After Lowry’s death a collection of drawings came to light
showing what appears to be the same girl dressed in a range of bizarre
costumes: short, rufflike ballet-skirts; enormous collars or bows which
imprison her and from which she hangs helpless like an unstrung puppet. In some
drawings she is shown decapitated or wounded with swords or knives. They seem
to reveal a fascinated terror of female sexuality.
Rhode’s adaptation of her biography for this new edition has
entailed losses and gains. The new text is only half the length of the old,
and, strangely, it also seems much worse written, containing sentences like
this (on the 1976 Royal Academy retrospective): ‘It had been planned to take
place in his life time but Lowry, foiled
the plans of the RA to uniquely honour the living artist by dying nine months
previously.’ Admittedly this is a low point; but Rohde’s digressive and
partisan style means that in the sparser narrative of the new book it is often hard
to deduce in what year a given event happened, or what its actual significance
might have been.
Unlike the 1999 text this one lacks a proper index, supplying
merely an ‘index of names’. A substantial passage of text on page 95 reappears
almost verbatim on page 120, and there are innumerable misprints, some of them
risible – ‘cemetery’ appears as ‘ceremony’, ‘cited’ as ‘sited’ and ‘public’ as
‘pubic’. The quotation on the dust jacket, clearly intended as a keynote for the
book, is attributed to Maurice Collis but is in fact by Eric Newton. The book
has also been stripped of a large proportion of the previous edition’s
fascinating black and white photographs of Lowry and his world.

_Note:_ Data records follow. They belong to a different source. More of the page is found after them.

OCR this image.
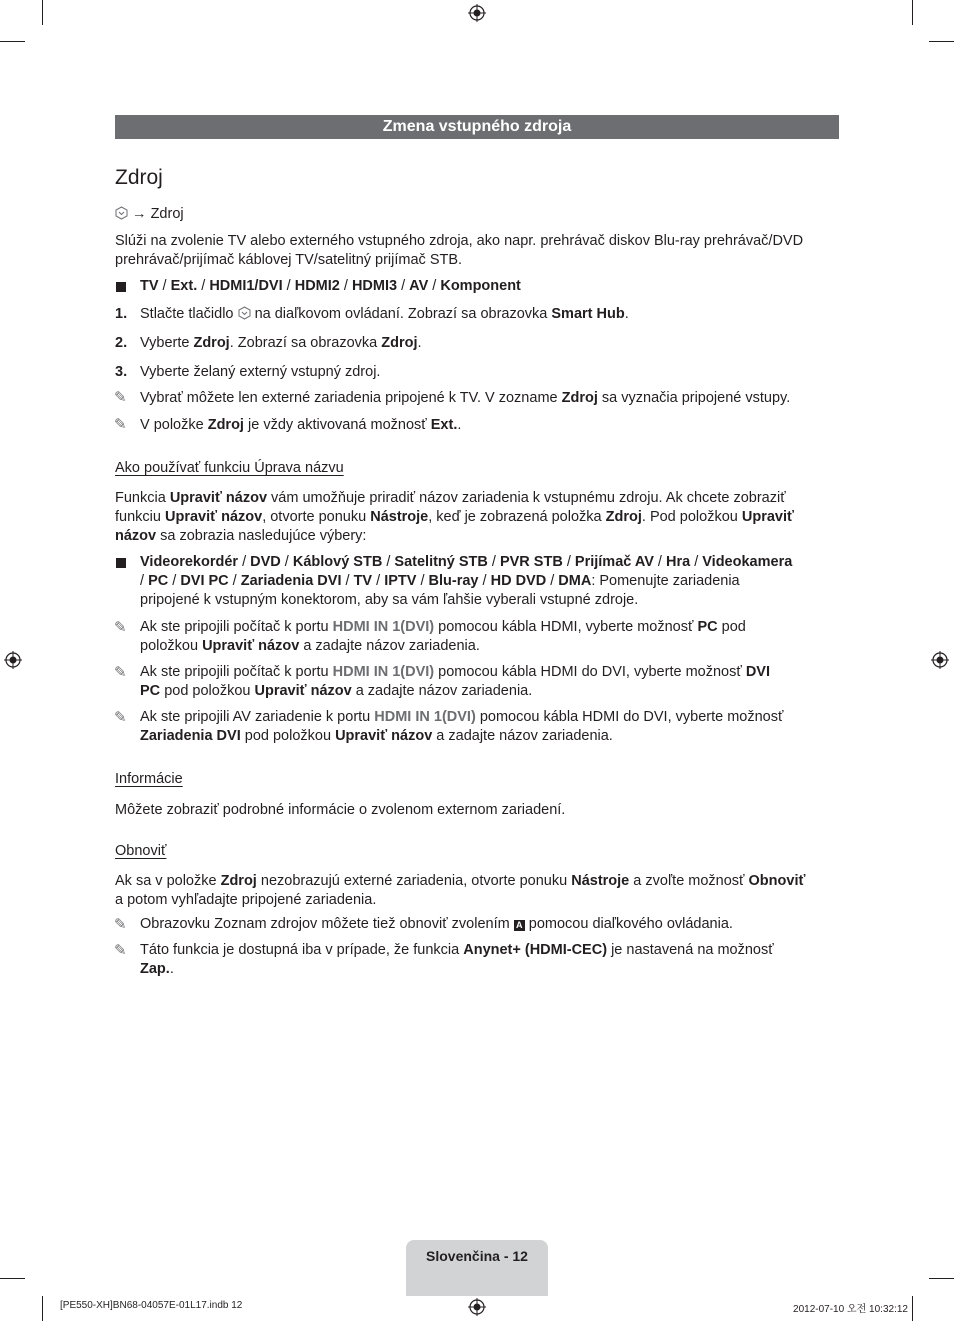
Zmena vstupného zdroja
Zdroj
→ Zdroj
Slúži na zvolenie TV alebo externého vstupného zdroja, ako napr. prehrávač diskov Blu-ray prehrávač/DVD prehrávač/prijímač káblovej TV/satelitný prijímač STB.
TV / Ext. / HDMI1/DVI / HDMI2 / HDMI3 / AV / Komponent
1. Stlačte tlačidlo na diaľkovom ovládaní. Zobrazí sa obrazovka Smart Hub.
2. Vyberte Zdroj. Zobrazí sa obrazovka Zdroj.
3. Vyberte želaný externý vstupný zdroj.
✎ Vybrať môžete len externé zariadenia pripojené k TV. V zozname Zdroj sa vyznačia pripojené vstupy.
✎ V položke Zdroj je vždy aktivovaná možnosť Ext..
Ako používať funkciu Úprava názvu
Funkcia Upraviť názov vám umožňuje priradiť názov zariadenia k vstupnému zdroju. Ak chcete zobraziť
funkciu Upraviť názov, otvorte ponuku Nástroje, keď je zobrazená položka Zdroj. Pod položkou Upraviť
názov sa zobrazia nasledujúce výbery:
Videorekordér / DVD / Káblový STB / Satelitný STB / PVR STB / Prijímač AV / Hra / Videokamera
/ PC / DVI PC / Zariadenia DVI / TV / IPTV / Blu-ray / HD DVD / DMA: Pomenujte zariadenia
pripojené k vstupným konektorom, aby sa vám ľahšie vyberali vstupné zdroje.
✎ Ak ste pripojili počítač k portu HDMI IN 1(DVI) pomocou kábla HDMI, vyberte možnosť PC pod
položkou Upraviť názov a zadajte názov zariadenia.
✎ Ak ste pripojili počítač k portu HDMI IN 1(DVI) pomocou kábla HDMI do DVI, vyberte možnosť DVI
PC pod položkou Upraviť názov a zadajte názov zariadenia.
✎ Ak ste pripojili AV zariadenie k portu HDMI IN 1(DVI) pomocou kábla HDMI do DVI, vyberte možnosť
Zariadenia DVI pod položkou Upraviť názov a zadajte názov zariadenia.
Informácie
Môžete zobraziť podrobné informácie o zvolenom externom zariadení.
Obnoviť
Ak sa v položke Zdroj nezobrazujú externé zariadenia, otvorte ponuku Nástroje a zvoľte možnosť Obnoviť
a potom vyhľadajte pripojené zariadenia.
✎ Obrazovku Zoznam zdrojov môžete tiež obnoviť zvolením A pomocou diaľkového ovládania.
✎ Táto funkcia je dostupná iba v prípade, že funkcia Anynet+ (HDMI-CEC) je nastavená na možnosť
Zap..
Slovenčina - 12
[PE550-XH]BN68-04057E-01L17.indb 12	2012-07-10 오전 10:32:12
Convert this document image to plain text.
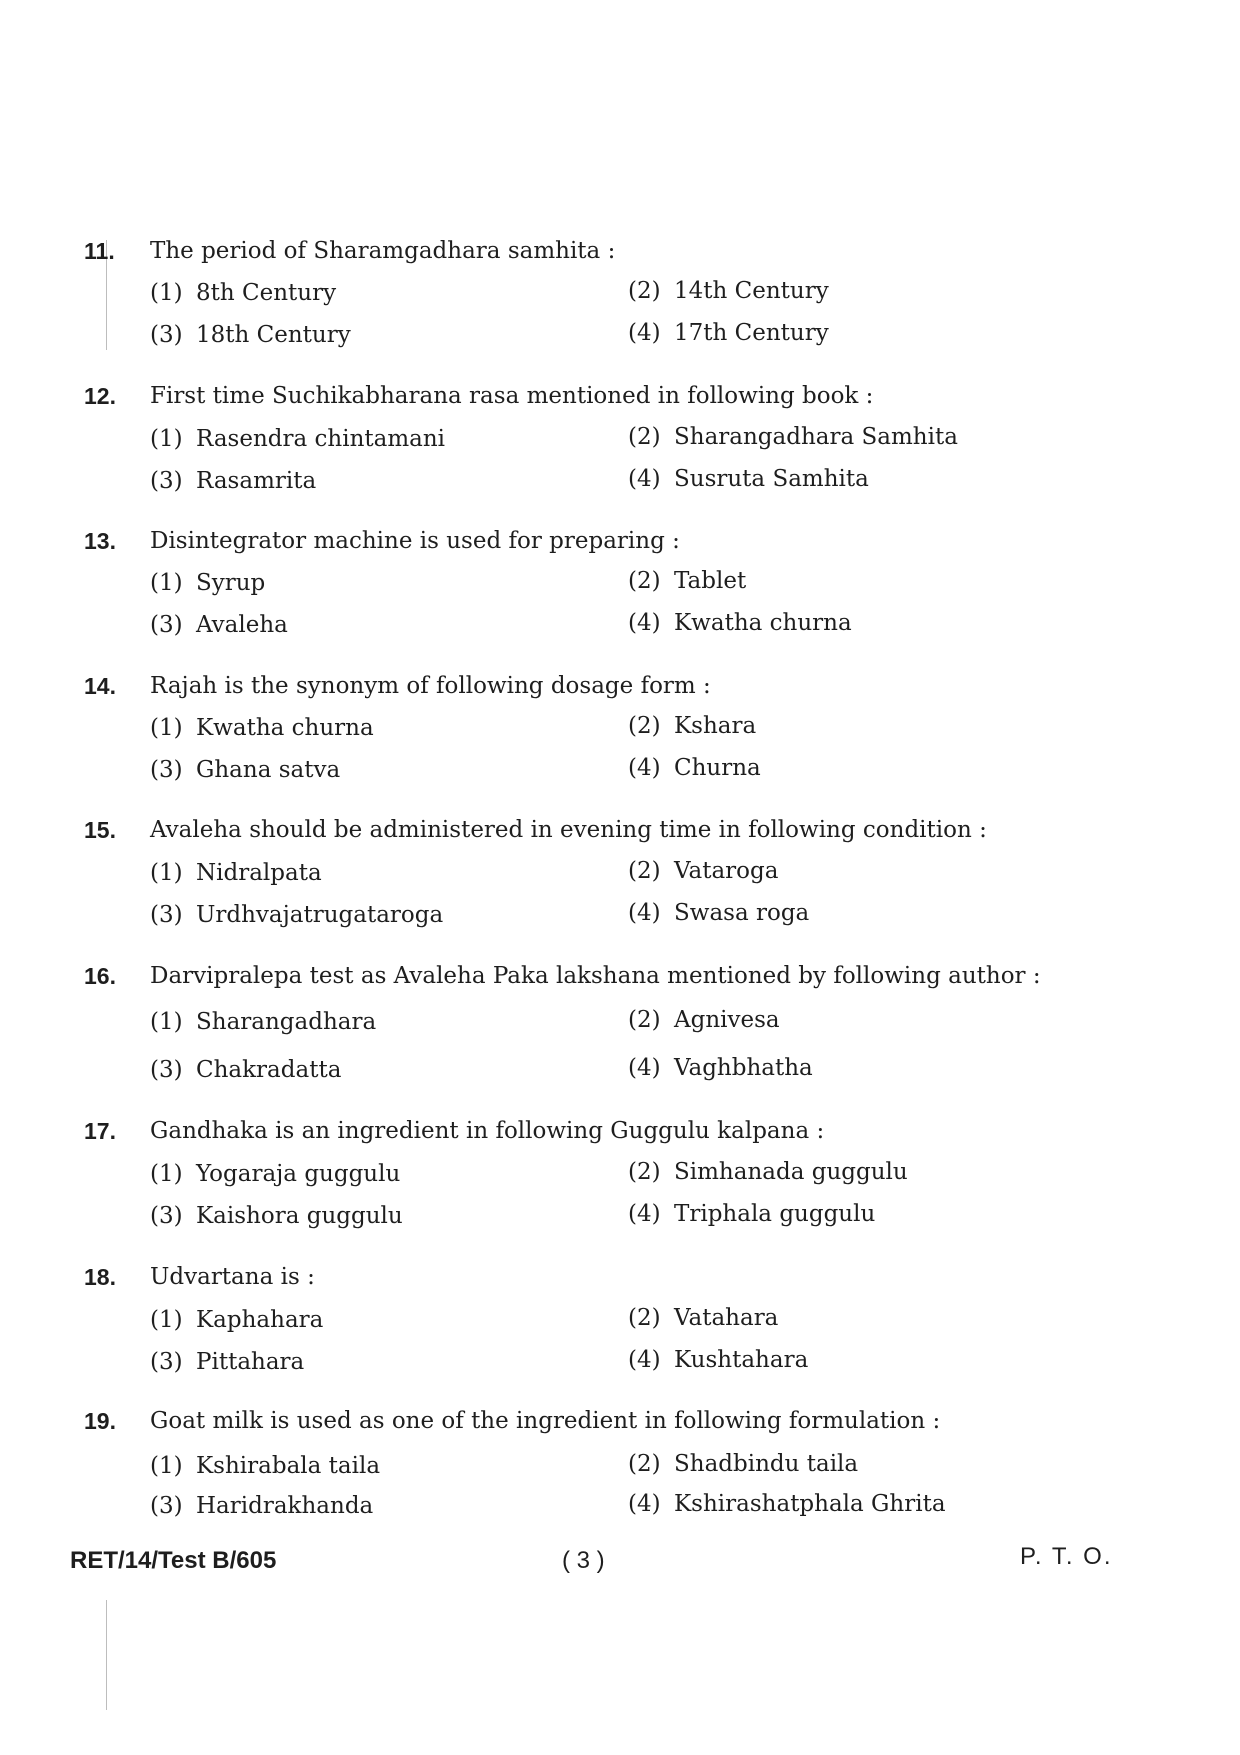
11. The period of Sharamgadhara samhita :
(1) 8th Century	(2) 14th Century
(3) 18th Century	(4) 17th Century
12. First time Suchikabharana rasa mentioned in following book :
(1) Rasendra chintamani	(2) Sharangadhara Samhita
(3) Rasamrita	(4) Susruta Samhita
13. Disintegrator machine is used for preparing :
(1) Syrup	(2) Tablet
(3) Avaleha	(4) Kwatha churna
14. Rajah is the synonym of following dosage form :
(1) Kwatha churna	(2) Kshara
(3) Ghana satva	(4) Churna
15. Avaleha should be administered in evening time in following condition :
(1) Nidralpata	(2) Vataroga
(3) Urdhvajatrugataroga	(4) Swasa roga
16. Darvipralepa test as Avaleha Paka lakshana mentioned by following author :
(1) Sharangadhara	(2) Agnivesa
(3) Chakradatta	(4) Vaghbhatha
17. Gandhaka is an ingredient in following Guggulu kalpana :
(1) Yogaraja guggulu	(2) Simhanada guggulu
(3) Kaishora guggulu	(4) Triphala guggulu
18. Udvartana is :
(1) Kaphahara	(2) Vatahara
(3) Pittahara	(4) Kushtahara
19. Goat milk is used as one of the ingredient in following formulation :
(1) Kshirabala taila	(2) Shadbindu taila
(3) Haridrakhanda	(4) Kshirashatphala Ghrita
RET/14/Test B/605	( 3 )	P. T. O.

A small amount of new material has been introduced, notably
a 1964 interview with Lowry and an appendix giving a discussion by Professor
Michael Fitzgerald of Lowry’s supposed autism, which inevitably, coming at the
end of a biography, has a somewhat reductive impact. The space might better have
been spent on exploring Lowry’s success in exhibiting in France around 1930, or
his work as an Official War Artist, or his extensive collection of paintings by
Rossetti, all of which are mentioned in this and the previous book but hardly
investigated. No significant reference is
made to recent work in x-ray photography, which has revealed much about
Lowry’s technique and his overpainting of earlier work. His reading and his
love of music, both of which were profoundly important to him, are left
unexamined.
Those who want a full life of Lowry will still need to go to
Rohde’s 1999 book.
The one area where the present work improves on its predecessor is in its addition of some two hundred well-chosen colour plates. In these Lowry’s art, however eccentric or technically fractured, speaks eloquently of an industrial landscape which no one else documented with such delicacy or obsessive thoroughness, and of people who, perhaps of necessity, could never fit into their surroundings.